- 471
Instelling te Rome van de Concilia plebis (-
494).
ca. - 471: Veroordeling van Themistocles.
Onder aanvoering van Cimon had de Delisch-Attische Zeebond maar één
doel voor ogen: de voortzetting van de Perzische oorlogen. Maar andere
Atheners, onder wie Themistocles, koesterden waarschijnlijk andere ambities,
die voornamelijk waren gericht op het vestigen van het gezag van hun
vaderstad over de Griekse wereld. Voor hen was de aartsvijand niet Perzië,
maar Sparta. Het volk sprak zich uit voor Cimon tegen Themistocles die
ten gevolge van ons slecht bekende gebeurtenissen werd geostraciseerd
(- 473). Hij ging echter onverdroten
door met zijn strijd tegen de rivaliserende stadstaat door tweedracht
te zaaien in de Peloponnesische Bond. Voor Sparta, waar ernstige politieke
onlusten leken te heersen, was het gevaar hiervan des te groter. Zoals
altijd was het het mikpunt van de vijandigheid van de heloten en er
heerste onenigheid tussen de gezagsdragers en onder de burgerij.
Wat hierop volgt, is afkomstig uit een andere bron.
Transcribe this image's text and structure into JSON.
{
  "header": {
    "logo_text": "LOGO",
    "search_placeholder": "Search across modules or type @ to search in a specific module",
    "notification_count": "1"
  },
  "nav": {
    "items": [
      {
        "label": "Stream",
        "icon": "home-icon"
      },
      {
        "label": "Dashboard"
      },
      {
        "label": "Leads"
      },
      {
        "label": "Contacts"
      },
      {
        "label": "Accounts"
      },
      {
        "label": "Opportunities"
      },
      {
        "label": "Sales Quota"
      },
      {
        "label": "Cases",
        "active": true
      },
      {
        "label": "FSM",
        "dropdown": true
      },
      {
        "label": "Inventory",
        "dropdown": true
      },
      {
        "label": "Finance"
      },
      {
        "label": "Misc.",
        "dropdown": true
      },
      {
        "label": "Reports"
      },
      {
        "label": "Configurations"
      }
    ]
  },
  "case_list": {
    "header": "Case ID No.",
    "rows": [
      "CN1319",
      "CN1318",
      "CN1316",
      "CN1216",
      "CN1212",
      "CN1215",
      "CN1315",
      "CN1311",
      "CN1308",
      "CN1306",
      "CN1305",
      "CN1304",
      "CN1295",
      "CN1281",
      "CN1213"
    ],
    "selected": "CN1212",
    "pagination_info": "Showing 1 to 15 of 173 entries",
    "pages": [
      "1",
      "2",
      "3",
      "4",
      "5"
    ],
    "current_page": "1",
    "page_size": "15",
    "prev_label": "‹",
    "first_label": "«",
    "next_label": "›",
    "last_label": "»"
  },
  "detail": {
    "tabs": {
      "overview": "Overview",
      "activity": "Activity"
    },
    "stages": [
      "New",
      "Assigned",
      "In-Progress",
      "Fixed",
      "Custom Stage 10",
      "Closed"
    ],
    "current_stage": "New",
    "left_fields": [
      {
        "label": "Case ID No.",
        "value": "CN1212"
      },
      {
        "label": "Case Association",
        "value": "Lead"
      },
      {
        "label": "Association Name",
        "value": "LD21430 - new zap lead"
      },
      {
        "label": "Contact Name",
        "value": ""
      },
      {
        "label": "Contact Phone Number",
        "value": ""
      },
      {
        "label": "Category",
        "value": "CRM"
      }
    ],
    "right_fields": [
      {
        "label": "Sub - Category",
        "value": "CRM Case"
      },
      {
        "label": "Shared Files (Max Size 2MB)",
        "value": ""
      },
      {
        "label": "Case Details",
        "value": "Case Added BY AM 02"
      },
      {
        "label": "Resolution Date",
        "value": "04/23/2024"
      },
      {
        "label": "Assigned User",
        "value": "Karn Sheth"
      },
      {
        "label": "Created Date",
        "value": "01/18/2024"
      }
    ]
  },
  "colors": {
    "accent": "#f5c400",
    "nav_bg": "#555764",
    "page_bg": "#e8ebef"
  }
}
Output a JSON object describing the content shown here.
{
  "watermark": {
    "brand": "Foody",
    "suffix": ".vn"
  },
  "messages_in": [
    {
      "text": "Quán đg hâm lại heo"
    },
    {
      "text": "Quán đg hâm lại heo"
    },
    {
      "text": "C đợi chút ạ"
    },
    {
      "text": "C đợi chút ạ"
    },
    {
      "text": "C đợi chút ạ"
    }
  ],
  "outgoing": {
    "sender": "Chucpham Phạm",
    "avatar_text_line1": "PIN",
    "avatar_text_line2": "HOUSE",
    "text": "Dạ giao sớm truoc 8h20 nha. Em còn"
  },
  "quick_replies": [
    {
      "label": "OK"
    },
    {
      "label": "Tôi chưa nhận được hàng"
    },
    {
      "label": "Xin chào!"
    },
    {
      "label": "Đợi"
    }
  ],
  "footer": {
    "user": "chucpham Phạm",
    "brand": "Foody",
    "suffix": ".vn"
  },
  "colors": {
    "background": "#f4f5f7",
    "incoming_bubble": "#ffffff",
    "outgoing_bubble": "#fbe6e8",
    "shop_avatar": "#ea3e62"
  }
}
Ze
hadden zich niet unaniem neergelegd bij het verlies van de hegemonie
op zee (- 478) en het opgeven
van de strijd tegen de Perzen. De regent Pausanias was een van degenen
die wensten dat Sparta weer het oppergezag zou bekleden. Met dit voor
ogen zocht hij contact met de heloten op wier steun hij rekende om zich
van de macht meester te maken. Toen dit uitkwam, werd hij ter dood gebracht.
Zijn rechters rechtvaardigden zich met een valse beschuldiging van heulen
met Perzië, waarbij zij ook Themistocles betrokken. Op hun verzoek
plaatsten de Atheners hem buiten de wet. Hij moest een toevlucht zoeken
aan het Perzische hof. Sparta kon aldus zijn wankele toestand herstellen
en de vrede tussen de twee stadstaten werd geconsolideerd.